Researchers at the University of Arkansas for Medical Sciences (UAMS) have developed an experimental treatment to help sufferers from tinnitus (also known as "ringing in the ears"). They report that they have successfully treated one patient using a technique known as frequency repetitive Transcranial Magnetic Stimulation (TMS). The treatment scheme involves multiple sessions of this magnetic stimulation with the location of the magnet coil being determined from a PET scan, which is an imaging technique used to see inside of the brain.
The ScienceDaily article says that 17 percent of Americans suffer from tinnitus, but I am not sure what that statistic means - is it "suffer from at some point in their lives", "continually suffer from" or what? It seems from anecodatal evidence to be "continually suffer", but that is besides the point. It will be a step forward if they have developed a safe and effective treatment.

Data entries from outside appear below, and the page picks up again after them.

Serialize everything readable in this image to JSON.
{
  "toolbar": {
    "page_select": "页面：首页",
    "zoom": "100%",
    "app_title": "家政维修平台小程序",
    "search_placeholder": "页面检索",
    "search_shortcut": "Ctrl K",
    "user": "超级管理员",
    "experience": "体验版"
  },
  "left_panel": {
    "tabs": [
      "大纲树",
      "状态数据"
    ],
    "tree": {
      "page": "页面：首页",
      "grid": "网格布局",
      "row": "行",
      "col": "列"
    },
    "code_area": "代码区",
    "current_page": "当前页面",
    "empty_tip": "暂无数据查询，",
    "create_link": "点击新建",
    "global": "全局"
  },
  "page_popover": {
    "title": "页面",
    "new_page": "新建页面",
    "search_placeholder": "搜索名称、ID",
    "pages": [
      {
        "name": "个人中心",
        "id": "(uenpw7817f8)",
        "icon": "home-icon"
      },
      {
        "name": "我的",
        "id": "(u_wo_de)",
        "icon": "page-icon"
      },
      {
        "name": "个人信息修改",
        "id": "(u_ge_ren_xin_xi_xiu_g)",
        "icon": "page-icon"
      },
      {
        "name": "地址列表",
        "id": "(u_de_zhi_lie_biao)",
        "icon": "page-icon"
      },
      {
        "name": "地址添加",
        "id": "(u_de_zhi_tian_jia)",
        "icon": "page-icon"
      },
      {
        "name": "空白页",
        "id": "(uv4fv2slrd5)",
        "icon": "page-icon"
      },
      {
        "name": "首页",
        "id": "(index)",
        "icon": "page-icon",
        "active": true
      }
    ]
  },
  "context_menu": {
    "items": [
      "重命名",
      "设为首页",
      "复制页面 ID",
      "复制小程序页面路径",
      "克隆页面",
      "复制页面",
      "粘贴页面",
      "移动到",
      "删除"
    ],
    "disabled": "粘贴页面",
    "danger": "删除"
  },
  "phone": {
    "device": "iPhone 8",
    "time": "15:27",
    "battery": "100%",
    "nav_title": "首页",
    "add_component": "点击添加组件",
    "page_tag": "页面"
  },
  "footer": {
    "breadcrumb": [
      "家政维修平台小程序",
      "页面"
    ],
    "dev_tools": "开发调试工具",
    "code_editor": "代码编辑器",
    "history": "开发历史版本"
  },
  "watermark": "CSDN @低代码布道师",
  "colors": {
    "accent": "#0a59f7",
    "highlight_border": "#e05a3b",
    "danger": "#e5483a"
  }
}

Follow-up: I was speaking to an ENT (Ear, Nose, and Throat) specialist the other day and asked about this statistic of 17% of Americans suffering from tinnitus. He said that that statistic was compiled from medical records - in other words, the number of patients that reported tinnitus symptoms to their doctors. I unfortunately did not think to ask him at the time whether the raw data was then adjusted to account for other factors or not. He also said that taking certain prescription medications, such as Cipro, can result in long-term or permanent tinnitus and that the chances increase if the patient has existing hearing loss (presumably age- or exposure-related).